Team:St Andrews/project/objectives
Project Description
The Problem: Cholera
Cholera (V. cholerae) infects 5 million people per year, worldwide and can kill within hours if left untreated. Like all diarrheal diseases, cholera is particularly deadly in children.
Whilst the standard treatment for cholera is some combination of fluids and antibiotics, there is no cure. Efforts have been made towards an effective cholera vaccine, but as yet this has been unsuccessful.
We believe that prevention is better than cure and to stop cholera from causing severe illness and potential death. Our aim is to investigate whether the basic science behind preventing cholera could work.

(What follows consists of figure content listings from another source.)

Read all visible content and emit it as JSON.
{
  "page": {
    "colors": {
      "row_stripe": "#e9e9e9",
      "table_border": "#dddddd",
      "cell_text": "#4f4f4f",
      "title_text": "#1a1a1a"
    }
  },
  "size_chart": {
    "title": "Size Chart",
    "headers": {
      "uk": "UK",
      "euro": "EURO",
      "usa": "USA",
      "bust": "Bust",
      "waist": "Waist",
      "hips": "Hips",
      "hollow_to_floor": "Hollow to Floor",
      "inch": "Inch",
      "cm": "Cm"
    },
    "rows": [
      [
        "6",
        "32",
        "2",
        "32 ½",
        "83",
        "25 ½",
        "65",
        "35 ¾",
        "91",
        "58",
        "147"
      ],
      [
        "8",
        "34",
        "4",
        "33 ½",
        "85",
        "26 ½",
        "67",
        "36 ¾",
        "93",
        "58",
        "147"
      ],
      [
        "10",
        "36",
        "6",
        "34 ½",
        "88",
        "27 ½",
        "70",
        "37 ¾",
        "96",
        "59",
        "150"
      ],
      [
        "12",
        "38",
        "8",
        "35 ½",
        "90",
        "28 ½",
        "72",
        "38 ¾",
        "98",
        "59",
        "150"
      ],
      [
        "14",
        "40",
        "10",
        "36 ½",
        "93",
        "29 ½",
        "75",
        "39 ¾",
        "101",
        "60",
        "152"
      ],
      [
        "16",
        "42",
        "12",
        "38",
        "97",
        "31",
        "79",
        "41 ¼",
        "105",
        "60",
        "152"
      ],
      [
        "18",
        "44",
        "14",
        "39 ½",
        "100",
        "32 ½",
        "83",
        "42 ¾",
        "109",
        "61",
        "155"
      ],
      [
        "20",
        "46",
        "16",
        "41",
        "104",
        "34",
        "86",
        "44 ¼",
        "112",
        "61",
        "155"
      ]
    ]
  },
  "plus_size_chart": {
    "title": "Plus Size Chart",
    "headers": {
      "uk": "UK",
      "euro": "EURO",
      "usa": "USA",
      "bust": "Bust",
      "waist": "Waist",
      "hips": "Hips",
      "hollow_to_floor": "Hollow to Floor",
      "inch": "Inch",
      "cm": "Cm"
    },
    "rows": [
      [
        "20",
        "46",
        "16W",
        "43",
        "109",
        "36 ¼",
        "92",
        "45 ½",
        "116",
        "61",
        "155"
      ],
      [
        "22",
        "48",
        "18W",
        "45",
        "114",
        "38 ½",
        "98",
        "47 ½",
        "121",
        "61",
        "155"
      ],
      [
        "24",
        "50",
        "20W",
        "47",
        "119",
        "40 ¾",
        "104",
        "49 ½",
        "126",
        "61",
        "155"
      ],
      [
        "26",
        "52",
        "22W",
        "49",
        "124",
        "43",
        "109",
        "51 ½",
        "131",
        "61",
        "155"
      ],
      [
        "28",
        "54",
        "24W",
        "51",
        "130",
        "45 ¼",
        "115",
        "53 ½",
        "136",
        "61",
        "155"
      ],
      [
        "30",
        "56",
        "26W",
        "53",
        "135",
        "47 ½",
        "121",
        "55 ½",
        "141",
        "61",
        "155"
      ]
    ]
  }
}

Quorum Sensing in Vibrio cholerae
Most cholera cells are killed off by stomach acid, but those that remain alive attach to the gut wall and multiply. At this low cell density, autoinducer concentration is low, and virulence factors are expressed. Once high cell density is reached, enough toxin is present to cause severe diarrhoea. At this point, the autoinducer concentration is high, and virulence factors are repressed. The now avirulent Vibrio cholerae detach from the gut wall and are flushed out of the body to infect a new host. Our idea is to synthesise Escherichia coli bacteria that will use this ingenious mechanism to communicate with Vibrio cholerae. Our engineered Escherichia coli will harmlessly colonise the gut, and in large numbers secrete the cholera autoinducer, CAI-1. This will cause an immediate high autoinducer concentration to be detected by incoming Vibrio cholerae cells which then become avirulent and harmlessly pass out of the body.
The Plan
Biology Lab Work
(1) Adding new functionality to the signalling parts present in the registry by re-engineering the existing LuxR quorum sensing system to create a bistable switch. This will allow us to infer a signalling molecule concentration required to deactivate the system much lower than the concentration required to activate it. We will characterise this system by using a fluorescent protein reporter and measuring fluorescence at different cell densities.
(2) Adding the cholera autoinducer synthase gene CqsA to Escherichia coli so that CAI-1 is secreted. The eventual aim is that the bistable switching system will be used to control CqsA expression, so that the ability to compete with other bacteria in the human gut is not compromised by this metabolic burden.
Modelling'
Generating ordinary differential equations to model quorum sensing in V. cholerae and on modelling more complex problems such as bistability and multiple quorum loops working in tandem of our parts.